La revisión del PIR aplaza la construcción de un mínimo de tres plantas

La industria cementera podría venir a sustituir la construcción de las "tres o cuatro instalaciones de valorización energética (incineradoras)" que el Plan Integral de Residuos de 2010 consideraba necesarias para la eliminación de residuos urbanos. La Generalitat ha revisado ahora este texto elaborando un nuevo documento, el PIRCV, en el que aboga por que sean las cementeras las que se hagan cargo de la quema de basuras para aprovechar así instalaciones ya existentes y evitar las elevadas inversiones que supondrían las nuevas plantas.

El documento, que se trasladó en noviembre a los diferentes órganos consultores para que emitieran sus informes, continúa apuntando a la posibilidad de que la Generalitat declare la valorización energética como servicio público de titularidad autonómica y le reconoce su "papel clave" para impulsar y ejecutar los proyectos. La incineración se propone así como salida al actual colapso de basuras en la Comunidad Valenciana. Sin embargo, introduce un cambio sustancial al dar prioridad a las cementeras por ocupar un "lugar relevante" como "sectores con potencialidad para la valorización energética". El PIRCV recuerda que en la actualidad ya utilizan residuos industriales y abre la puerta para utilizar los residuos urbanos como combustible mediante su incineración.

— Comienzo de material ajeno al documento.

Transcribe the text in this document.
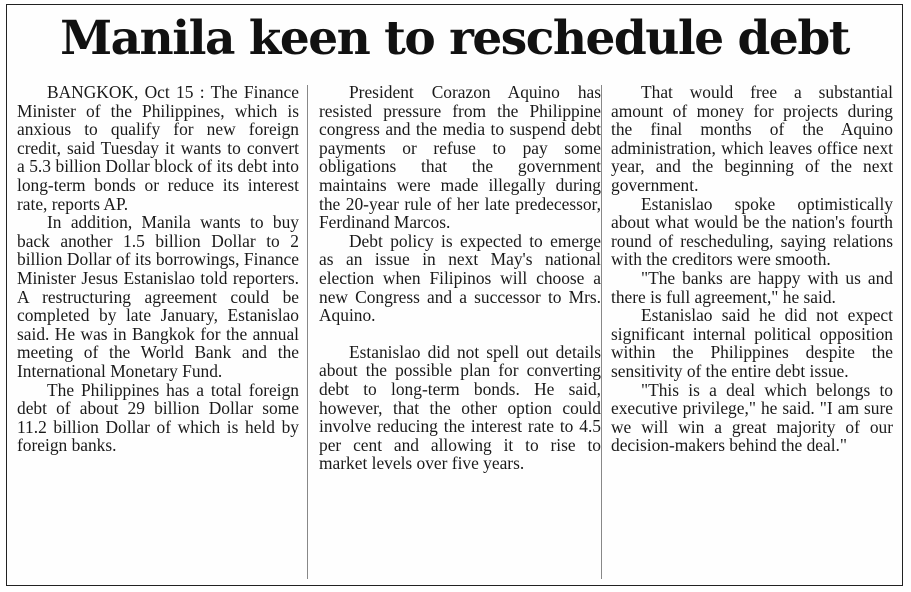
Manila keen to reschedule debt

BANGKOK, Oct 15 : The Finance Minister of the Philippines, which is anxious to qualify for new foreign credit, said Tuesday it wants to convert a 5.3 billion Dollar block of its debt into long-term bonds or reduce its interest rate, reports AP.

In addition, Manila wants to buy back another 1.5 billion Dollar to 2 billion Dollar of its borrowings, Finance Minister Jesus Estanislao told reporters. A restructuring agreement could be completed by late January, Estanislao said. He was in Bangkok for the annual meeting of the World Bank and the International Monetary Fund.

The Philippines has a total foreign debt of about 29 billion Dollar some 11.2 billion Dollar of which is held by foreign banks.

President Corazon Aquino has resisted pressure from the Philippine congress and the media to suspend debt payments or refuse to pay some obligations that the government maintains were made illegally during the 20-year rule of her late predecessor, Ferdinand Marcos.

Debt policy is expected to emerge as an issue in next May's national election when Filipinos will choose a new Congress and a successor to Mrs. Aquino.

Estanislao did not spell out details about the possible plan for converting debt to long-term bonds. He said, however, that the other option could involve reducing the interest rate to 4.5 per cent and allowing it to rise to market levels over five years.

That would free a substantial amount of money for projects during the final months of the Aquino administration, which leaves office next year, and the beginning of the next government.

Estanislao spoke optimistically about what would be the nation's fourth round of rescheduling, saying relations with the creditors were smooth.

"The banks are happy with us and there is full agreement," he said.

Estanislao said he did not expect significant internal political opposition within the Philippines despite the sensitivity of the entire debt issue.

"This is a deal which belongs to executive privilege," he said. "I am sure we will win a great majority of our decision-makers behind the deal."
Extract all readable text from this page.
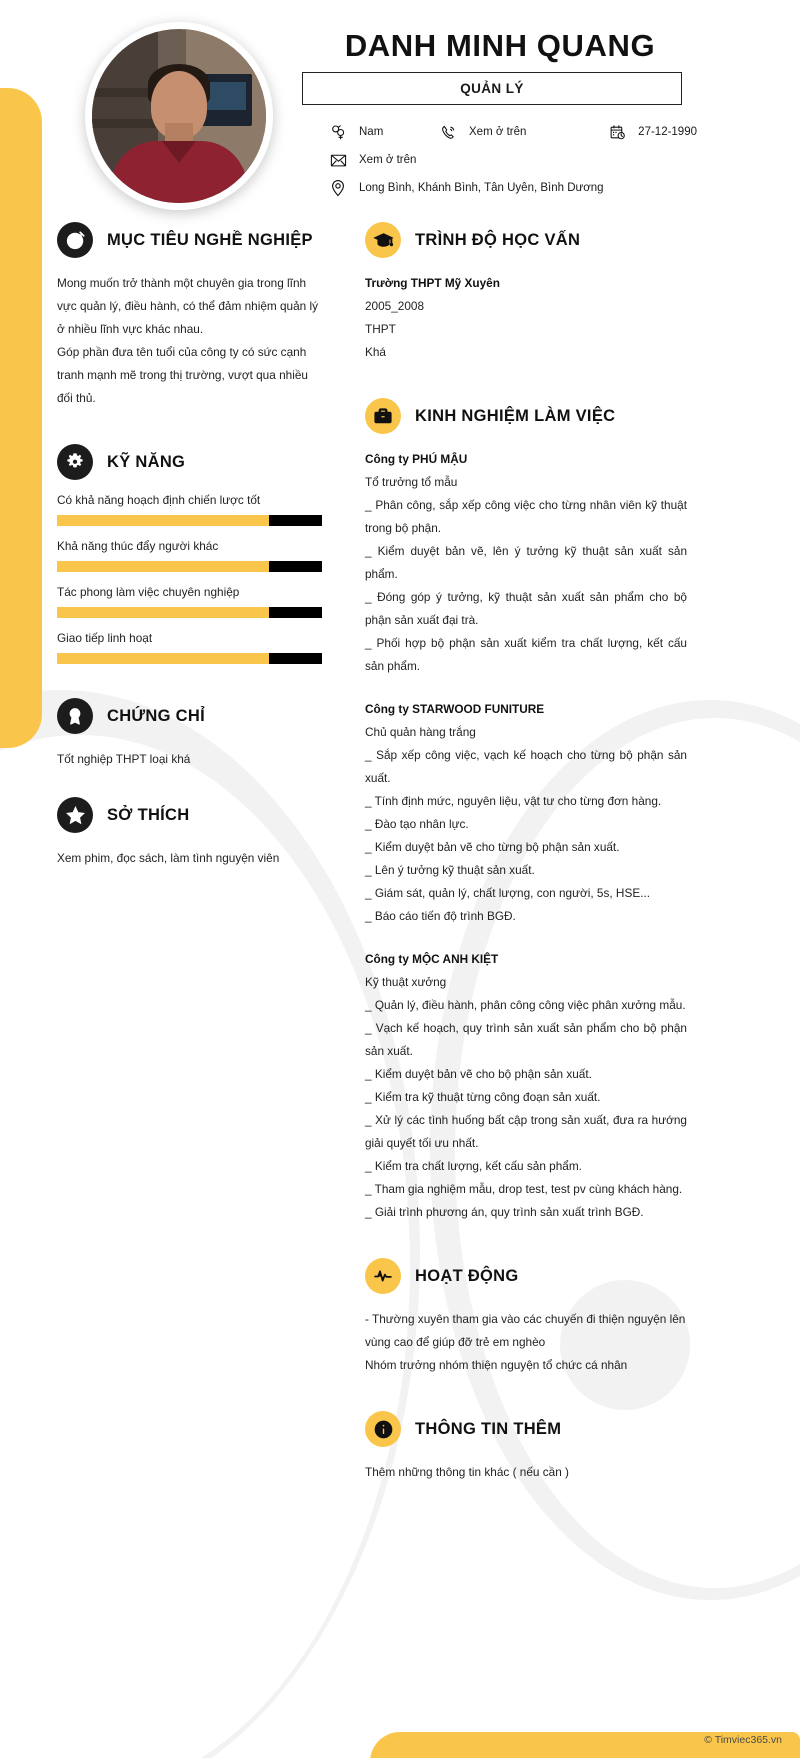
DANH MINH QUANG
QUẢN LÝ
Nam	Xem ở trên	27-12-1990
Xem ở trên
Long Bình, Khánh Bình, Tân Uyên, Bình Dương
MỤC TIÊU NGHỀ NGHIỆP
Mong muốn trở thành một chuyên gia trong lĩnh vực quản lý, điều hành, có thể đảm nhiệm quản lý ở nhiều lĩnh vực khác nhau.
Góp phần đưa tên tuổi của công ty có sức cạnh tranh mạnh mẽ trong thị trường, vượt qua nhiều đối thủ.
KỸ NĂNG
Có khả năng hoạch định chiến lược tốt
Khả năng thúc đẩy người khác
Tác phong làm việc chuyên nghiệp
Giao tiếp linh hoạt
CHỨNG CHỈ
Tốt nghiệp THPT loại khá
SỞ THÍCH
Xem phim, đọc sách, làm tình nguyện viên
TRÌNH ĐỘ HỌC VẤN
Trường THPT Mỹ Xuyên
2005_2008
THPT
Khá
KINH NGHIỆM LÀM VIỆC
Công ty PHÚ MẬU
Tổ trưởng tổ mẫu
_ Phân công, sắp xếp công việc cho từng nhân viên kỹ thuật trong bộ phận.
_ Kiểm duyệt bản vẽ, lên ý tưởng kỹ thuật sản xuất sản phẩm.
_ Đóng góp ý tưởng, kỹ thuật sản xuất sản phẩm cho bộ phận sản xuất đại trà.
_ Phối hợp bộ phận sản xuất kiểm tra chất lượng, kết cấu sản phẩm.
Công ty STARWOOD FUNITURE
Chủ quản hàng trắng
_ Sắp xếp công việc, vạch kế hoạch cho từng bộ phận sản xuất.
_ Tính định mức, nguyên liệu, vật tư cho từng đơn hàng.
_ Đào tạo nhân lực.
_ Kiểm duyệt bản vẽ cho từng bộ phận sản xuất.
_ Lên ý tưởng kỹ thuật sản xuất.
_ Giám sát, quản lý, chất lượng, con người, 5s, HSE...
_ Báo cáo tiến độ trình BGĐ.
Công ty MỘC ANH KIỆT
Kỹ thuật xưởng
_ Quản lý, điều hành, phân công công việc phân xưởng mẫu.
_ Vạch kế hoạch, quy trình sản xuất sản phẩm cho bộ phận sản xuất.
_ Kiểm duyệt bản vẽ cho bộ phận sản xuất.
_ Kiểm tra kỹ thuật từng công đoạn sản xuất.
_ Xử lý các tình huống bất cập trong sản xuất, đưa ra hướng giải quyết tối ưu nhất.
_ Kiểm tra chất lượng, kết cấu sản phẩm.
_ Tham gia nghiệm mẫu, drop test, test pv cùng khách hàng.
_ Giải trình phương án, quy trình sản xuất trình BGĐ.
HOẠT ĐỘNG
- Thường xuyên tham gia vào các chuyến đi thiện nguyện lên vùng cao để giúp đỡ trẻ em nghèo
Nhóm trưởng nhóm thiện nguyện tổ chức cá nhân
THÔNG TIN THÊM
Thêm những thông tin khác ( nếu cần )
© Timviec365.vn
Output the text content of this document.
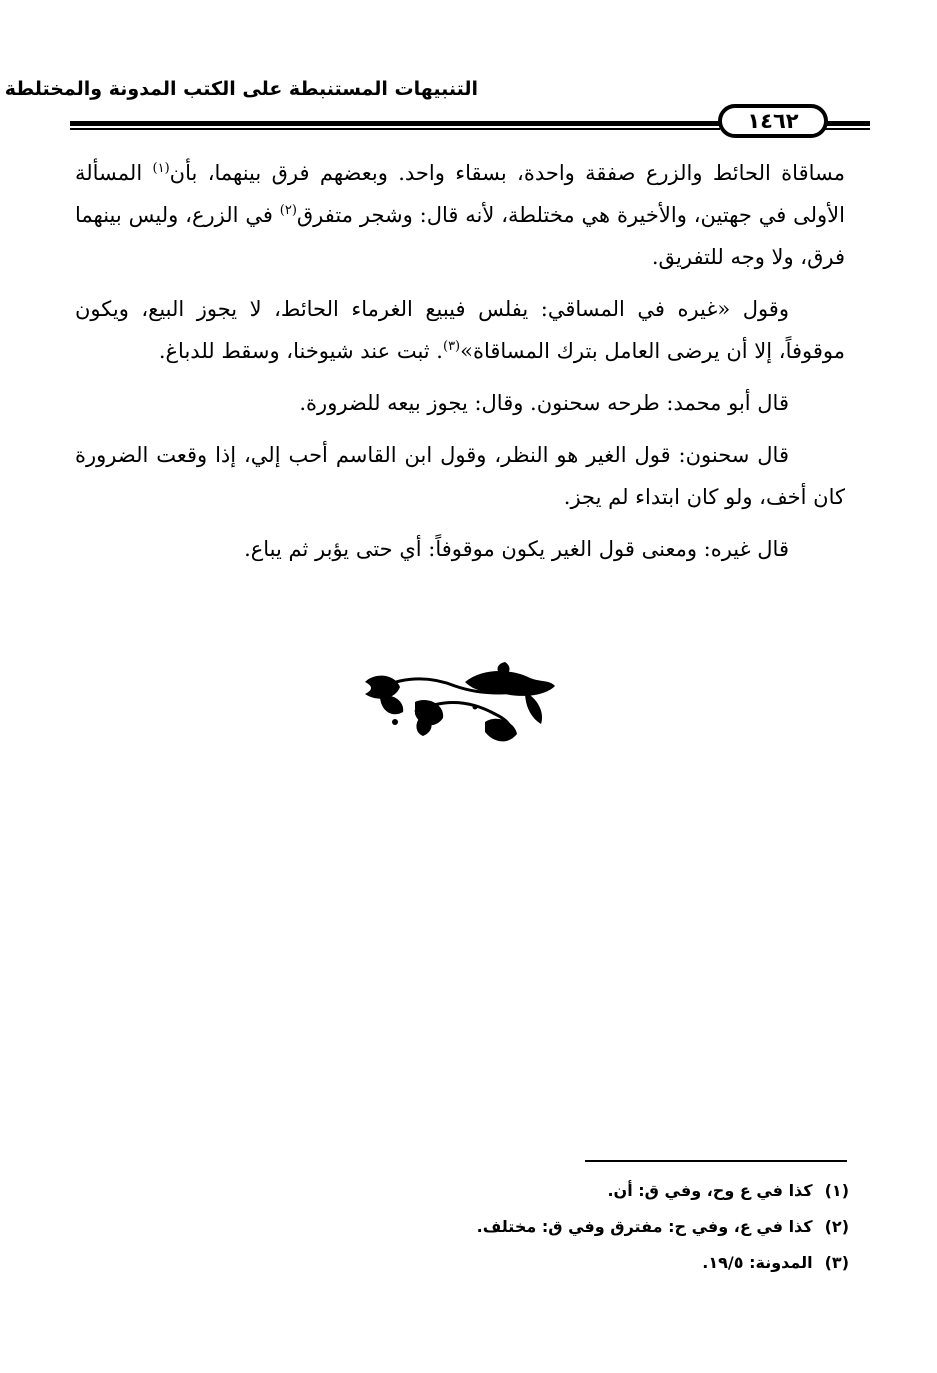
التنبيهات المستنبطة على الكتب المدونة والمختلطة
١٤٦٢

مساقاة الحائط والزرع صفقة واحدة، بسقاء واحد. وبعضهم فرق بينهما، بأن$^{(١)}$ المسألة الأولى في جهتين، والأخيرة هي مختلطة، لأنه قال: وشجر متفرق$^{(٢)}$ في الزرع، وليس بينهما فرق، ولا وجه للتفريق.

وقول «غيره في المساقي: يفلس فيبيع الغرماء الحائط، لا يجوز البيع، ويكون موقوفاً، إلا أن يرضى العامل بترك المساقاة»$^{(٣)}$. ثبت عند شيوخنا، وسقط للدباغ.

قال أبو محمد: طرحه سحنون. وقال: يجوز بيعه للضرورة.

قال سحنون: قول الغير هو النظر، وقول ابن القاسم أحب إلي، إذا وقعت الضرورة كان أخف، ولو كان ابتداء لم يجز.

قال غيره: ومعنى قول الغير يكون موقوفاً: أي حتى يؤبر ثم يباع.

(١)
كذا في ع وح، وفي ق: أن.
(٢)
كذا في ع، وفي ح: مفترق وفي ق: مختلف.
(٣)
المدونة: ١٩/٥.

El CES ve necesario coordinar mejor los consorcios y los entes de residuos

La intención es "aprovechar instalaciones ya existentes considerando las elevadas inversiones, la complejidad tecnológica y la necesidad de medios materiales y humanos muy cualificados para afrontar el desarrollo de proyectos específicos para la valorización energética de residuos urbanos". El documento del PIRCV ha borrado la referencia a la necesidad de contar como mínimo con tres o cuatro incineradoras. Pese a ello, desde la Consejería de Medio Ambiente precisan que el cambio "no excluye ninguna posibilidad, ni especifica que no se puedan construir". Pero su ejecución se verá supeditada a las posibilidades de la industria cementera.

La redacción del PIRCV no da un portazo a la construcción de plantas incineradoras, pero sí condiciona su número y ubicación a las posibilidades de quema de residuos que se abren con la industria del cemento. Según el nuevo documento, se deberá hacer un estudio sobre la necesidad de estas nuevas instalaciones de valorización energética. En el punto de partida de este análisis de necesidades la Consejería de Medio Ambiente advierte que "se tendrá en cuenta la actual existencia de sectores con potencialidad para la valorización energética como la industria cementera". Así, sólo una vez analizadas las posibilidades que ofrecen estas fábricas se fijarán el número y ubicación de posibles incineradoras.

La consejería recuerda que la gestión de los residuos urbanos la llevan a cabo los diferentes consorcios o entes locales, por lo que insta a que sea dentro de estos órganos donde se cierren los contratos o convenios con las instalaciones del sector cementero.

En su informe, el Comité Económico y Social (CES) destaca la necesidad de mejorar la coordinación de los consorcios de residuos para elaborar un modelo de ordenanza común que permita, entre otras cosas, que las tasas de basuras no varíen según el municipio de residencia. El presidente del CES, Rafael Cerdá, aclaró que en el informe no se han pronunciado sobre los proyectos de incineración "porque no viene establecido ni el número ni el lugar donde se instalarán", pero se manifestó favorable a esta vía para solucionar el actual colapso de basuras.

Recomendaciones

- Libre competencia entre la iniciativa pública y privada. El CES pide que se establezca un plazo concreto y objetivo que fije la participación de la iniciativa pública para construir las plantas de tratamiento y valorización de residuos solo cuando no sea viable por empresas públicas. Pide además reducir los plazos administrativos.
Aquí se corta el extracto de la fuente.